Krzysztof Wodiczko: Exactly. There’s a kind of dis-identification. The aim of this material projection is actually to make it difficult to identify with situations and those people and yet to listen to them and understand their concrete stories, the concrete conditions of their lives, rather than to think of them as people with no stories, no history of their own, and therefore to think they don’t exist. I just want to let them tell the story. Those with no history have no choice but to tell their stories, and in this way to testify to a wrong that is outside of the usual narratives. They become something like historians, critical historians — they testify, they bear witness. This testimony is not confession but a kind of public testimony. Therefore we can learn something from them without necessarily identifying with them.
John Rajchman: So we don’t fear or pity them. We come closer to seeing their situation.
Krzysztof Wodiczko: Yes, we might fear them less the more we learn about them but also there is another issue we were talking about: tolerance. I mean a stranger can say being tolerated is better than nothing; but tolerance is also a way of taking a superior position from which to look at others.
John Rajchman: Spinoza was opposed to pity on just those grounds. Nietzsche too. We are so gratified by our easy compassion for the suffering of others that we never in fact really see them or listen to them.
Krzysztof Wodiczko: It’s not about us being higher than them or them being smaller but of them speaking to us, teaching us something. The foggy window through which we see them and yet don’t see them, and vice-versa, translates something of this disturbed identification. We see these guests doing their work, renovating the scaffolding, and suddenly they see us eating breakfast, taking a shower, but we don’t know if they’re even interested in us or if they know anything about us. In the piece you’re both in the situation while at the same time breaking with it — that’s the “alienation effect”. […]

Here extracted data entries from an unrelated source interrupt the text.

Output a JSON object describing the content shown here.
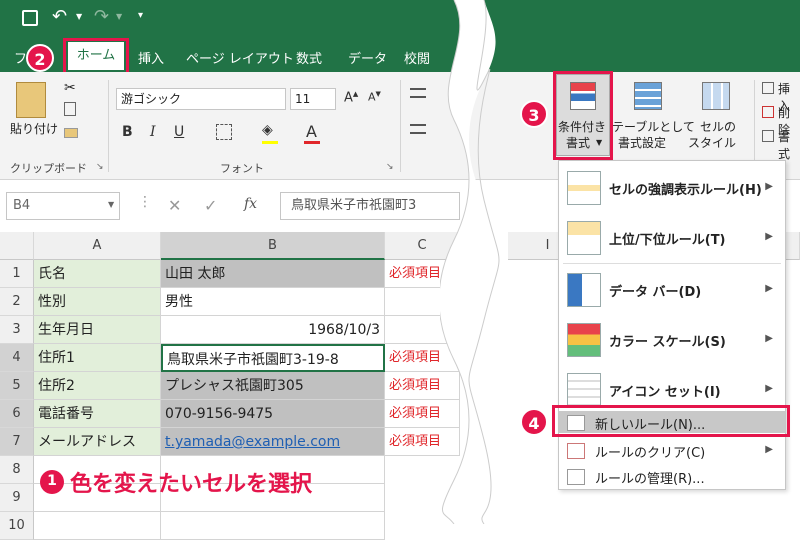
{
  "tabs": {
    "home": "ホーム",
    "insert": "挿入",
    "page_layout": "ページ レイアウト",
    "formulas": "数式",
    "data": "データ",
    "review": "校閲"
  },
  "ribbon": {
    "paste_label": "貼り付け",
    "clipboard_group": "クリップボード",
    "font_group": "フォント",
    "font_name": "游ゴシック",
    "font_size": "11",
    "bold": "B",
    "italic": "I",
    "underline": "U",
    "font_color_letter": "A",
    "cond_format_line1": "条件付き",
    "cond_format_line2": "書式",
    "table_format_line1": "テーブルとして",
    "table_format_line2": "書式設定",
    "cell_style_line1": "セルの",
    "cell_style_line2": "スタイル",
    "insert_label": "挿入",
    "delete_label": "削除",
    "format_label": "書式"
  },
  "formula_bar": {
    "name_box": "B4",
    "fx": "fx",
    "content": "鳥取県米子市祇園町3"
  },
  "columns": [
    "A",
    "B",
    "C",
    "I"
  ],
  "rows": [
    {
      "num": "1",
      "a": "氏名",
      "b": "山田 太郎",
      "c": "必須項目"
    },
    {
      "num": "2",
      "a": "性別",
      "b": "男性",
      "c": ""
    },
    {
      "num": "3",
      "a": "生年月日",
      "b": "1968/10/3",
      "c": ""
    },
    {
      "num": "4",
      "a": "住所1",
      "b": "鳥取県米子市祇園町3-19-8",
      "c": "必須項目"
    },
    {
      "num": "5",
      "a": "住所2",
      "b": "プレシャス祇園町305",
      "c": "必須項目"
    },
    {
      "num": "6",
      "a": "電話番号",
      "b": "070-9156-9475",
      "c": "必須項目"
    },
    {
      "num": "7",
      "a": "メールアドレス",
      "b": "t.yamada@example.com",
      "c": "必須項目"
    },
    {
      "num": "8",
      "a": "",
      "b": "",
      "c": ""
    },
    {
      "num": "9",
      "a": "",
      "b": "",
      "c": ""
    },
    {
      "num": "10",
      "a": "",
      "b": "",
      "c": ""
    }
  ],
  "annotation_text": "色を変えたいセルを選択",
  "badges": [
    "2",
    "3",
    "4",
    "1"
  ],
  "menu": {
    "items": [
      {
        "label": "セルの強調表示ルール(H)",
        "icon": "highlight-rules-icon"
      },
      {
        "label": "上位/下位ルール(T)",
        "icon": "top-bottom-rules-icon"
      },
      {
        "label": "データ バー(D)",
        "icon": "data-bars-icon"
      },
      {
        "label": "カラー スケール(S)",
        "icon": "color-scales-icon"
      },
      {
        "label": "アイコン セット(I)",
        "icon": "icon-sets-icon"
      }
    ],
    "new_rule": "新しいルール(N)...",
    "clear_rules": "ルールのクリア(C)",
    "manage_rules": "ルールの管理(R)..."
  },
  "colors": {
    "excel_green": "#217346",
    "highlight_red": "#e4154b",
    "column_a_fill": "#e2efda",
    "selected_gray": "#c0c0c0",
    "required_red": "#e0262a"
  }
}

John Rajchman: Venice of course has a long and complicated history as a great cosmopolitan city. It was the site of the first European biennale, the start of the global biennale fever we see today. In some sense it was more “international” than “transnational” in its conception, more like the 19th century situation of competing nation-states. And of course your piece is going to be in the Polish pavilion in which you are maybe yourself a kind of “dangerous guest”! Earlier in Venice, after all, you represented Canada.
Krzysztof Wodiczko: For the issues of what’s happening in the world around us, the national identities in those pavilions are somewhat dubious. When I visited Venice during the winter, without the Biennale, it was an incredible experience. Those pavilions were in a fog, in the night, in the cold, some of them with partially opened doors with the cold wind blowing through the chained gates. Polonia, Romania, Germania, Italia — it was like a graveyard of national identity, a catacomb of national identity. In this context I was reluctant to bring up the issue of Polishness. It was difficult for me because I feel like I have abandoned my nation to contribute to a kind of deconstruction or redefinition of Polishness. That’s why I couldn’t do the kind of thing Hans Haacke did with the German Pavilion for example.

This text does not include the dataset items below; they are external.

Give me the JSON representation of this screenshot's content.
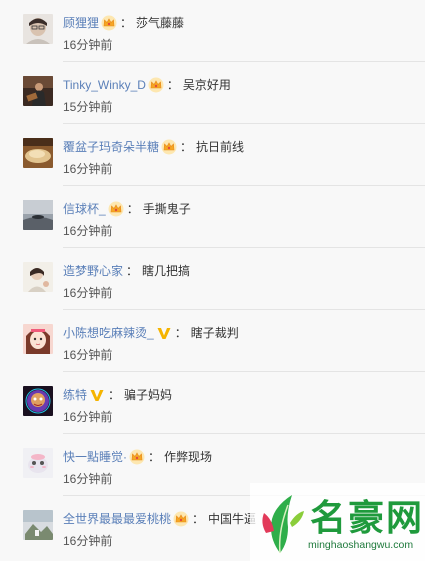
{
  "comments": [
    {
      "username": "顾狸狸",
      "badge": "crown-icon",
      "text": "莎气藤藤",
      "time": "16分钟前"
    },
    {
      "username": "Tinky_Winky_D",
      "badge": "crown-icon",
      "text": "吴京好用",
      "time": "15分钟前"
    },
    {
      "username": "覆盆子玛奇朵半糖",
      "badge": "crown-icon",
      "text": "抗日前线",
      "time": "16分钟前"
    },
    {
      "username": "信球杯_",
      "badge": "crown-icon",
      "text": "手撕鬼子",
      "time": "16分钟前"
    },
    {
      "username": "造梦野心家",
      "badge": "",
      "text": "瞎几把搞",
      "time": "16分钟前"
    },
    {
      "username": "小陈想吃麻辣烫_",
      "badge": "verified-v-icon",
      "text": "瞎子裁判",
      "time": "16分钟前"
    },
    {
      "username": "练特",
      "badge": "verified-v-icon",
      "text": "骗子妈妈",
      "time": "16分钟前"
    },
    {
      "username": "快一點睡觉·",
      "badge": "crown-icon",
      "text": "作弊现场",
      "time": "16分钟前"
    },
    {
      "username": "全世界最最最爱桃桃",
      "badge": "crown-icon",
      "text": "中国牛逼",
      "time": "16分钟前"
    }
  ],
  "watermark": {
    "name": "名豪网",
    "url": "minghaoshangwu.com"
  },
  "colors": {
    "username": "#5a7fb8",
    "crown": "#f5a623",
    "verified": "#f5b400",
    "watermark": "#1f9a3c"
  }
}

John Rajchman: And yet there’s a way you’re also very Polish.
Krzysztof Wodiczko: Of course I’m Polish. I lived in Poland for 33 or 34 years straight and if after I went to many countries and lived in so many other places, so did many other Polish people. I am not alone. What does it mean to be Polish? To be of Poland? But also to participate in undoing oneself as Polish? That’s the way to be Polish. Because in my continuing process of questioning my identity, Polishness remains at the core — that’s anyway my Polishness. I am Polish in the way my Jewish mother was very Polish at the same time so that everything was very Jewish, but also in a Polish way. My father was a Czech Protestant. He had doubts about Poland all the time. He was very critical, very involved in transforming Polish culture as a musical conductor and director.

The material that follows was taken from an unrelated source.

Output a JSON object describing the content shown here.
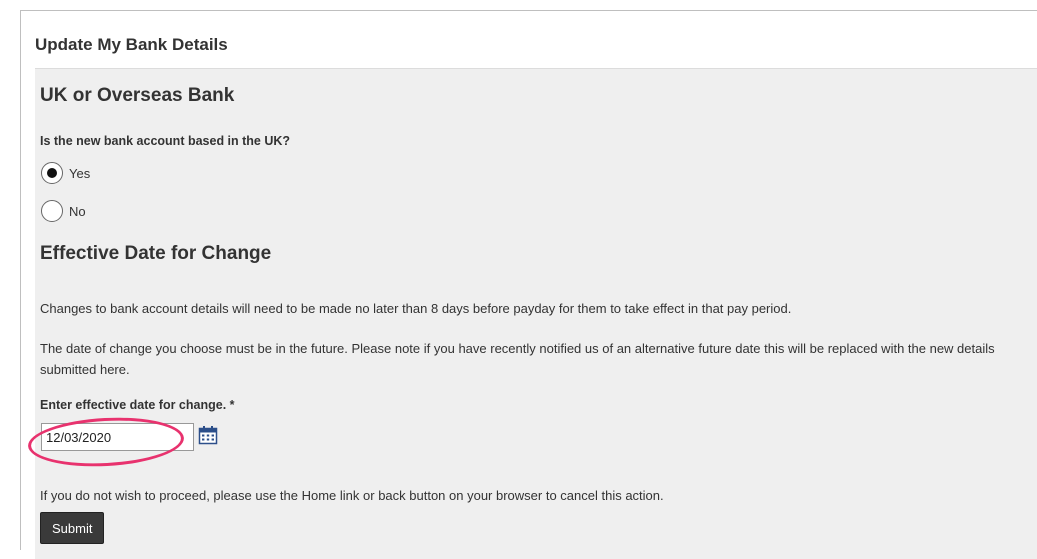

John Rajchman: So there’s a Polish way of not being Polish?
Krzysztof Wodiczko: And a Hungarian way, an American way? Sometimes when I’m called Polish, I feel like I’m about to be deported to my old country, or worse, to Poland, the stereotype or clichés. But when I call myself Polish, it’s in a different manner. I feel in such a case free to provide my own definition of Polishness, however convoluted and unstable — to issue to myself my own passport, through my own immigration office, a passport with my own singular or multiple intellectual, artistic, social, historical, geographical, ethnic entry and exit visas, stamped with my own temporary and permanent resident permits.
John Rajchman: In a strange way, that’s also something that your undocumented guests are telling us about. They’re also pointing to a kind of deconstruction of national identity, but in a very different kind of political and affective or existential situation.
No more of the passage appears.